As horrifying as we might find such statistics, the attention of many politicians seemed to be focused elsewhere: on the damage the pandemic was doing to the restaurant industry. America’s dining and drinking establishments did suffer mightily when the public stopped going out for food and drink, due to concerns about COViD. Especially once it became known that transmission was airborne. That meant crowded, enclosed public spaces were to be avoided.
Lawmakers to the rescue: with heavy encouragement from the restaurant industry and its lobbyists, they rushed to loosen longtime restrictions on how, when, and where alcoholic beverages could be purchased and served. In that respect it worked. Though business was still well below pre-pandemic levels, many establishments were able to keep the doors open until things began to calm down.
Now, however, the industry is aiming to preserve the permissions they received when dining establishments were empty. From an article on the Politico website:
“More than three dozen states have extended or made permanent policies permitting cocktails to go and alcohol delivery after businesses reopened and their customers returned.”
Which concerns many in the public health arena. Those restrictions existed to inhibit people’s tendencies to abuse alcohol. Without them, problems related to excessive drinking should increase, perhaps substantially.
Are we supposed to just accept that? Grin and bear it, so to speak, as fatalities continue?
Hope that isn’t what they mean by ‘the new normal’.
Patrick Kennedy, the former Congressman, asks why we don’t treat the myriad problems caused by drinking the way we treat the same kind of problems when they’re due to tobacco use. In other words, why not raise taxes on alcoholic beverages, use the revenue for the public good? Including treatment and prevention of alcohol disorders.

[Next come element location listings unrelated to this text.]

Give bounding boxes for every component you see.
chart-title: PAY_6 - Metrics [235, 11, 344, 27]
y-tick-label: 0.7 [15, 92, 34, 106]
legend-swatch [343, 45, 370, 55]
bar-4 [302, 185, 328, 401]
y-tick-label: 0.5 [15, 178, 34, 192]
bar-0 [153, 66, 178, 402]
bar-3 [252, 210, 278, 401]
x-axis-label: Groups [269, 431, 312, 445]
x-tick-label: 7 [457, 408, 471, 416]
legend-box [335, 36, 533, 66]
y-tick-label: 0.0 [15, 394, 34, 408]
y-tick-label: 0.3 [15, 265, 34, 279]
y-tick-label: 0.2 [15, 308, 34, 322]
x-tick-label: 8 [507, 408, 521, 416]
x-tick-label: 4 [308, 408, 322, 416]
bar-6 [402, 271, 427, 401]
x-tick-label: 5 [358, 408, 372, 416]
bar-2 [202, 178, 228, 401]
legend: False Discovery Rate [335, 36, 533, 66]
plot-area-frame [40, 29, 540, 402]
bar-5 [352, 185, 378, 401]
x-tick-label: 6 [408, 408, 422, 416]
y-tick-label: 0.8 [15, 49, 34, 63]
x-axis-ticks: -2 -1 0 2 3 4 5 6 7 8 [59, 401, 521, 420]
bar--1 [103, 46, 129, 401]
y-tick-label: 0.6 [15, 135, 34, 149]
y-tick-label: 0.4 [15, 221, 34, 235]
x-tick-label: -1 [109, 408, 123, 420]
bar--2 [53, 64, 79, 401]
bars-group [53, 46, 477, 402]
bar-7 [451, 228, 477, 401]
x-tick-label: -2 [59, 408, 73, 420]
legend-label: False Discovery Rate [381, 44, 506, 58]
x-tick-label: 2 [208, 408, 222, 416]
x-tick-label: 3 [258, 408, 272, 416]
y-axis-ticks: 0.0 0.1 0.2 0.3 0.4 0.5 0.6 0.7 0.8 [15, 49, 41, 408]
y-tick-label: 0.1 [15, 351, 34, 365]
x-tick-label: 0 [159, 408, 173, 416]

Makes sense to me. Besides, the more expensive we can make a product, even a potentially addictive one, the less of it people are likely to consume. Simple economics, but it suggests that taxes are a way to lower the number of premature deaths and other nasty consequences from people drinking excessively.
Either way, there’s general agreement on the need for better access to treatment for alcohol disorders. Patrick Kennedy maintains that “…access [to treatment] correlates to much higher levels of usage” of treatment services.”
Translation: the more accessible we make addiction treatment, the more people will use it — for their benefit, and as it turns out, ours, too.